Spazi domestici mutevoli, senza limiti marcati. Una casa-container in continua evoluzione, un’architettura ibrida disposta ai cambiamenti di chi la abita: una vera e propria residenza “flessibile” per un nucleo familiare in evoluzione.
© Naoomi Kurozumi Architectural Photographic Office
House in Kashiwa, progetto dell’architetto giapponese Yamazaki Kentaro, si differenzia dalla consueta configurazione spaziale della casa mostrando una dichiarata dissolvenza dei confini a favore di un “abitare polifunzionale”. Lo spazio è consapevolmente indefinito, deformabile dalle future esigenze della famiglia.

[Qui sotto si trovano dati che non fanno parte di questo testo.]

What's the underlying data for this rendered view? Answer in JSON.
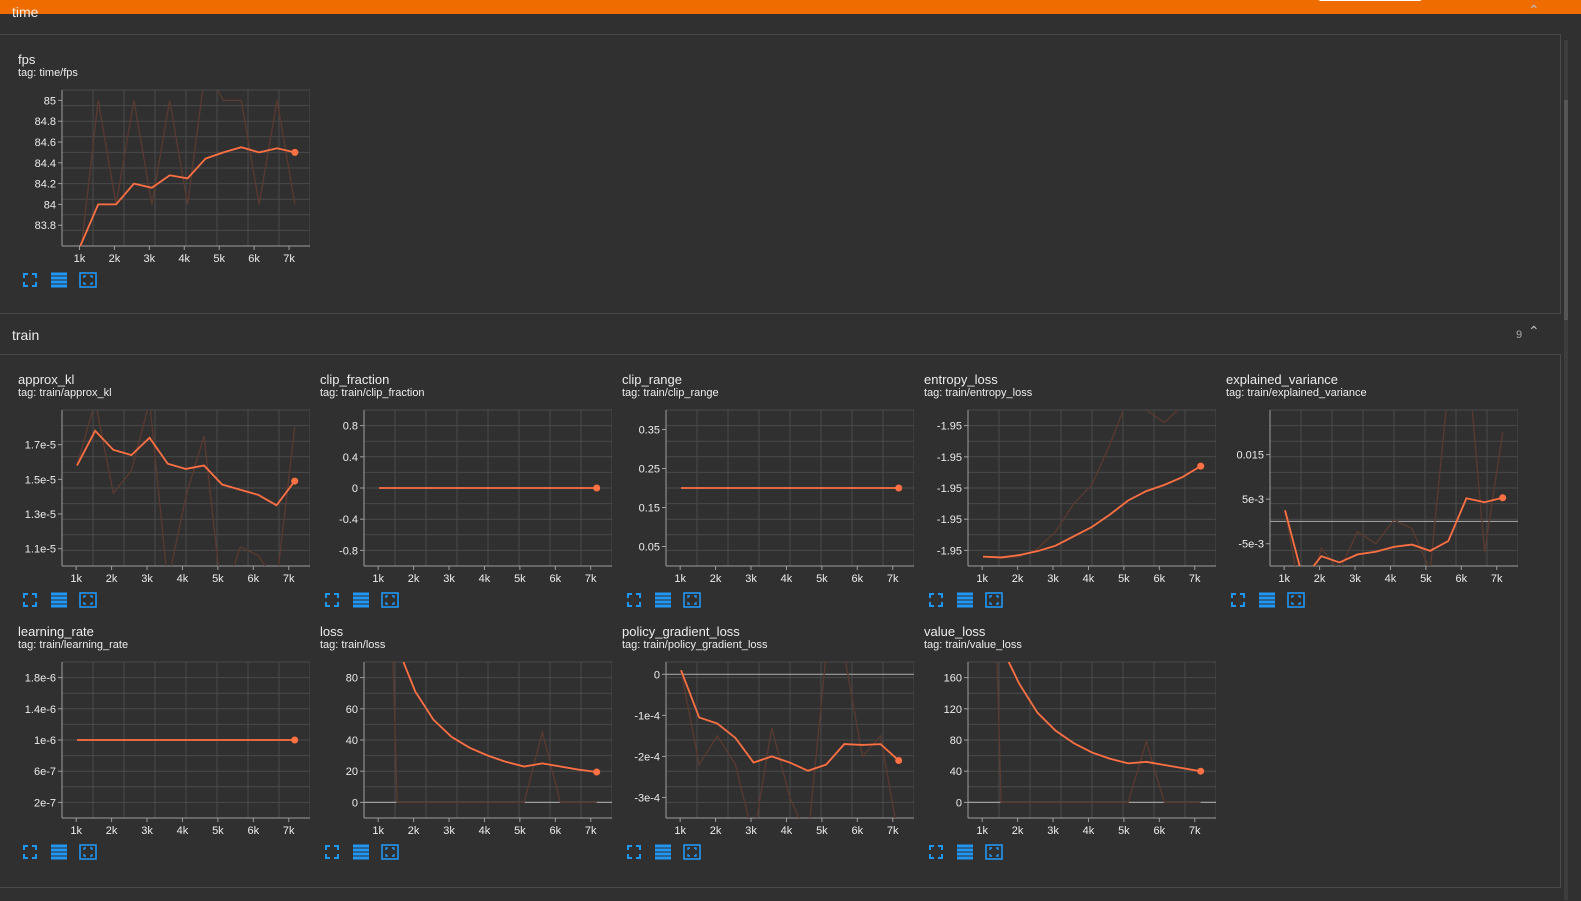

© Naoomi Kurozumi Architectural Photographic Office
Attorno ad un ampio atrio a doppia altezza, quattro scatole a due piani modellano il layout della casa. Mentre lo spazio centrale – luogo comune per vocazione – è adibito a soggiorno e sala da pranzo, i livelli inferiori dei box ospitano le camere da letto mentre i piani superiori sono flessibili alle diverse attività alternative.

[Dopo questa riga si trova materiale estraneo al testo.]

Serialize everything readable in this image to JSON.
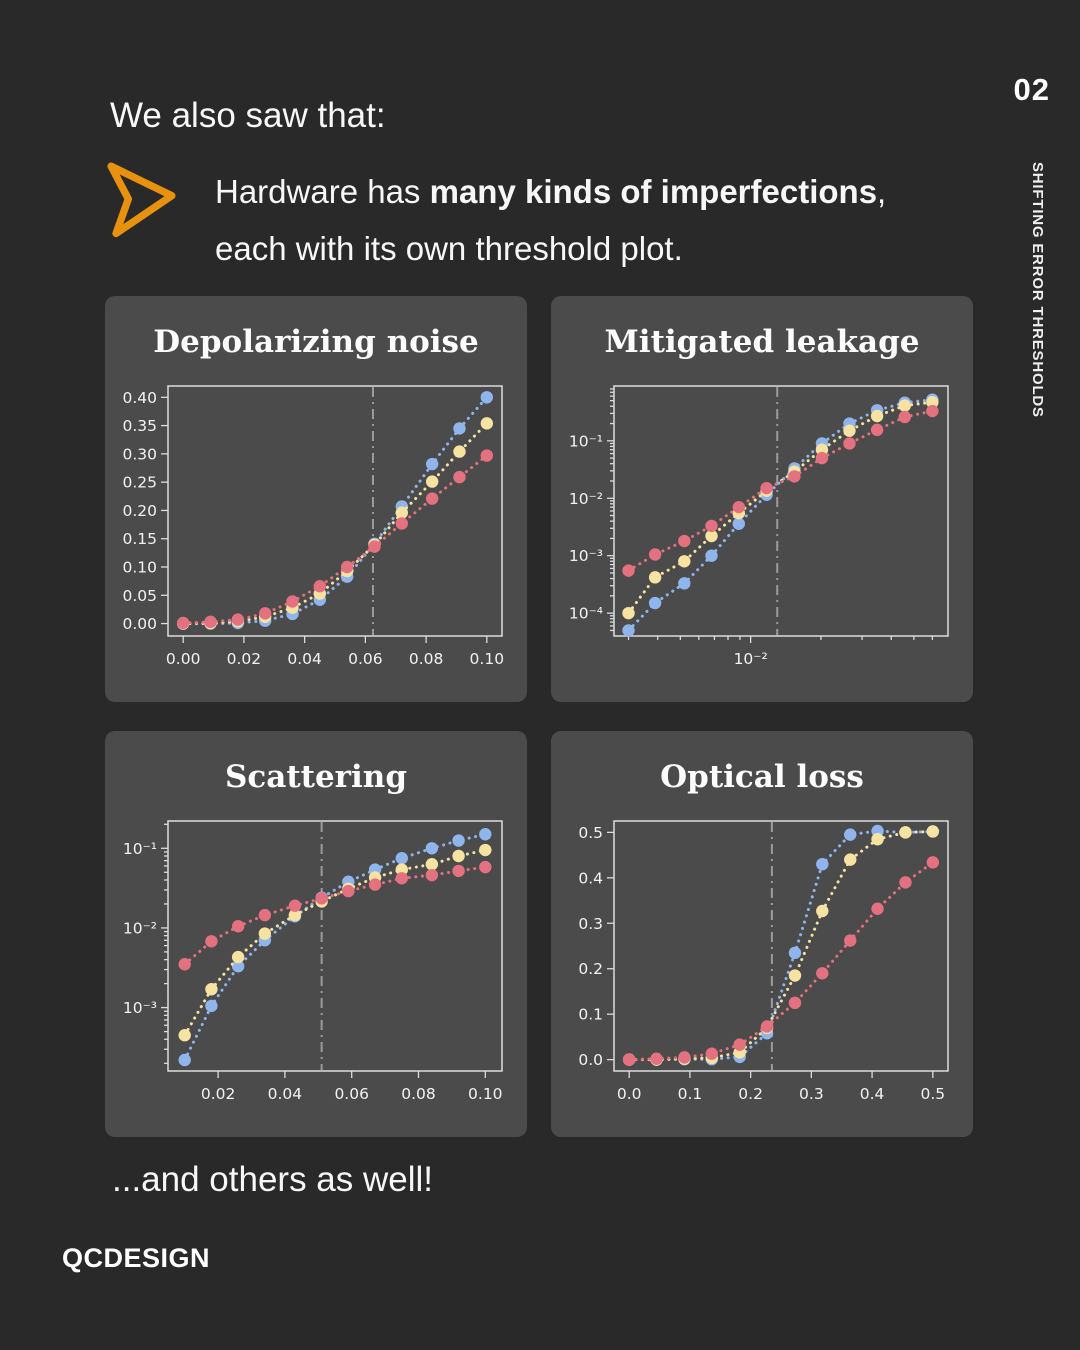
{
  "page": {
    "number": "02",
    "side_title": "SHIFTING ERROR THRESHOLDS",
    "background": "#292929",
    "card_background": "#4B4B4C",
    "accent_orange": "#E8910E"
  },
  "header": {
    "intro": "We also saw that:",
    "bullet": {
      "line1_pre": "Hardware has ",
      "line1_bold": "many kinds of imperfections",
      "line1_post": ",",
      "line2": "each with its own threshold plot."
    }
  },
  "footer": {
    "note": "...and others as well!",
    "logo": "QCDESIGN"
  },
  "palette": {
    "blue": "#8FB5EC",
    "yellow": "#F6E3A2",
    "red": "#E4717F",
    "threshold": "#9C9C9C",
    "axis": "#DCDCDC"
  },
  "chart_data": [
    {
      "type": "scatter",
      "title": "Depolarizing noise",
      "x_scale": "linear",
      "y_scale": "linear",
      "x_range": [
        -0.005,
        0.105
      ],
      "y_range": [
        -0.022,
        0.42
      ],
      "x_ticks": [
        0.0,
        0.02,
        0.04,
        0.06,
        0.08,
        0.1
      ],
      "x_tick_labels": [
        "0.00",
        "0.02",
        "0.04",
        "0.06",
        "0.08",
        "0.10"
      ],
      "y_ticks": [
        0.0,
        0.05,
        0.1,
        0.15,
        0.2,
        0.25,
        0.3,
        0.35,
        0.4
      ],
      "y_tick_labels": [
        "0.00",
        "0.05",
        "0.10",
        "0.15",
        "0.20",
        "0.25",
        "0.30",
        "0.35",
        "0.40"
      ],
      "threshold_x": 0.0625,
      "grid": false,
      "legend": "none",
      "x": [
        0.0,
        0.009,
        0.018,
        0.027,
        0.036,
        0.045,
        0.054,
        0.063,
        0.072,
        0.082,
        0.091,
        0.1
      ],
      "series": [
        {
          "name": "blue",
          "color": "blue",
          "values": [
            0.0,
            0.0,
            0.001,
            0.005,
            0.017,
            0.042,
            0.083,
            0.141,
            0.207,
            0.282,
            0.345,
            0.4
          ]
        },
        {
          "name": "yellow",
          "color": "yellow",
          "values": [
            0.0,
            0.001,
            0.004,
            0.012,
            0.028,
            0.053,
            0.093,
            0.139,
            0.196,
            0.251,
            0.304,
            0.354
          ]
        },
        {
          "name": "red",
          "color": "red",
          "values": [
            0.001,
            0.003,
            0.007,
            0.018,
            0.039,
            0.066,
            0.1,
            0.136,
            0.177,
            0.221,
            0.259,
            0.297
          ]
        }
      ]
    },
    {
      "type": "scatter",
      "title": "Mitigated leakage",
      "x_scale": "log",
      "y_scale": "log",
      "x_range": [
        0.0026,
        0.07
      ],
      "y_range": [
        4e-05,
        0.9
      ],
      "x_ticks": [
        0.01
      ],
      "x_tick_labels": [
        "10⁻²"
      ],
      "y_ticks": [
        0.0001,
        0.001,
        0.01,
        0.1
      ],
      "y_tick_labels": [
        "10⁻⁴",
        "10⁻³",
        "10⁻²",
        "10⁻¹"
      ],
      "threshold_x": 0.013,
      "grid": false,
      "legend": "none",
      "x": [
        0.003,
        0.0039,
        0.0052,
        0.0068,
        0.0089,
        0.0117,
        0.0154,
        0.0202,
        0.0265,
        0.0348,
        0.0457,
        0.06
      ],
      "series": [
        {
          "name": "blue",
          "color": "blue",
          "values": [
            5e-05,
            0.00015,
            0.00033,
            0.001,
            0.0036,
            0.0115,
            0.033,
            0.09,
            0.2,
            0.34,
            0.46,
            0.52
          ]
        },
        {
          "name": "yellow",
          "color": "yellow",
          "values": [
            0.0001,
            0.00042,
            0.0008,
            0.0022,
            0.0055,
            0.0135,
            0.029,
            0.07,
            0.15,
            0.27,
            0.41,
            0.47
          ]
        },
        {
          "name": "red",
          "color": "red",
          "values": [
            0.00055,
            0.00105,
            0.0018,
            0.0033,
            0.007,
            0.015,
            0.024,
            0.05,
            0.09,
            0.155,
            0.26,
            0.33
          ]
        }
      ]
    },
    {
      "type": "scatter",
      "title": "Scattering",
      "x_scale": "linear",
      "y_scale": "log",
      "x_range": [
        0.005,
        0.105
      ],
      "y_range": [
        0.00016,
        0.22
      ],
      "x_ticks": [
        0.02,
        0.04,
        0.06,
        0.08,
        0.1
      ],
      "x_tick_labels": [
        "0.02",
        "0.04",
        "0.06",
        "0.08",
        "0.10"
      ],
      "y_ticks": [
        0.001,
        0.01,
        0.1
      ],
      "y_tick_labels": [
        "10⁻³",
        "10⁻²",
        "10⁻¹"
      ],
      "threshold_x": 0.051,
      "grid": false,
      "legend": "none",
      "x": [
        0.01,
        0.018,
        0.026,
        0.034,
        0.043,
        0.051,
        0.059,
        0.067,
        0.075,
        0.084,
        0.092,
        0.1
      ],
      "series": [
        {
          "name": "blue",
          "color": "blue",
          "values": [
            0.00022,
            0.00105,
            0.0033,
            0.007,
            0.014,
            0.024,
            0.038,
            0.054,
            0.075,
            0.1,
            0.125,
            0.15
          ]
        },
        {
          "name": "yellow",
          "color": "yellow",
          "values": [
            0.00045,
            0.0017,
            0.0043,
            0.0085,
            0.0145,
            0.0215,
            0.031,
            0.043,
            0.054,
            0.063,
            0.08,
            0.095
          ]
        },
        {
          "name": "red",
          "color": "red",
          "values": [
            0.0035,
            0.0068,
            0.0105,
            0.0145,
            0.019,
            0.0235,
            0.029,
            0.035,
            0.042,
            0.046,
            0.052,
            0.058
          ]
        }
      ]
    },
    {
      "type": "scatter",
      "title": "Optical loss",
      "x_scale": "linear",
      "y_scale": "linear",
      "x_range": [
        -0.025,
        0.525
      ],
      "y_range": [
        -0.025,
        0.525
      ],
      "x_ticks": [
        0.0,
        0.1,
        0.2,
        0.3,
        0.4,
        0.5
      ],
      "x_tick_labels": [
        "0.0",
        "0.1",
        "0.2",
        "0.3",
        "0.4",
        "0.5"
      ],
      "y_ticks": [
        0.0,
        0.1,
        0.2,
        0.3,
        0.4,
        0.5
      ],
      "y_tick_labels": [
        "0.0",
        "0.1",
        "0.2",
        "0.3",
        "0.4",
        "0.5"
      ],
      "threshold_x": 0.235,
      "grid": false,
      "legend": "none",
      "x": [
        0.0,
        0.045,
        0.091,
        0.136,
        0.182,
        0.227,
        0.273,
        0.318,
        0.364,
        0.409,
        0.455,
        0.5
      ],
      "series": [
        {
          "name": "blue",
          "color": "blue",
          "values": [
            0.0,
            0.0,
            0.001,
            0.001,
            0.006,
            0.058,
            0.235,
            0.43,
            0.495,
            0.503,
            0.5,
            0.502
          ]
        },
        {
          "name": "yellow",
          "color": "yellow",
          "values": [
            0.0,
            0.0,
            0.002,
            0.004,
            0.016,
            0.07,
            0.185,
            0.327,
            0.44,
            0.485,
            0.5,
            0.502
          ]
        },
        {
          "name": "red",
          "color": "red",
          "values": [
            0.0,
            0.002,
            0.005,
            0.013,
            0.033,
            0.073,
            0.125,
            0.19,
            0.262,
            0.332,
            0.39,
            0.434
          ]
        }
      ]
    }
  ]
}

© Naoomi Kurozumi Architectural Photographic Office
Abbigliamento, stoviglie, giochi e oggetti di svago vengono posizionati liberamente nell’ambiente domestico, luogo flessibile che si riempie di volta in volta di ciò che al momento provoca felicità e piacere. Non stanze ma spazi, porzioni di edificio in cui è sempre preservata la dimensione minima richiesta per le diverse funzioni designate.
© Naoomi Kurozumi Architectural Photographic Office
L’esterno dell’edificio è rivestito da uno strato di lamiera ondulata, mentre all’interno le pareti sono rivestite da nudo compensato e colonne in legno, creando una tela bianca che può essere differentemente personalizzabile.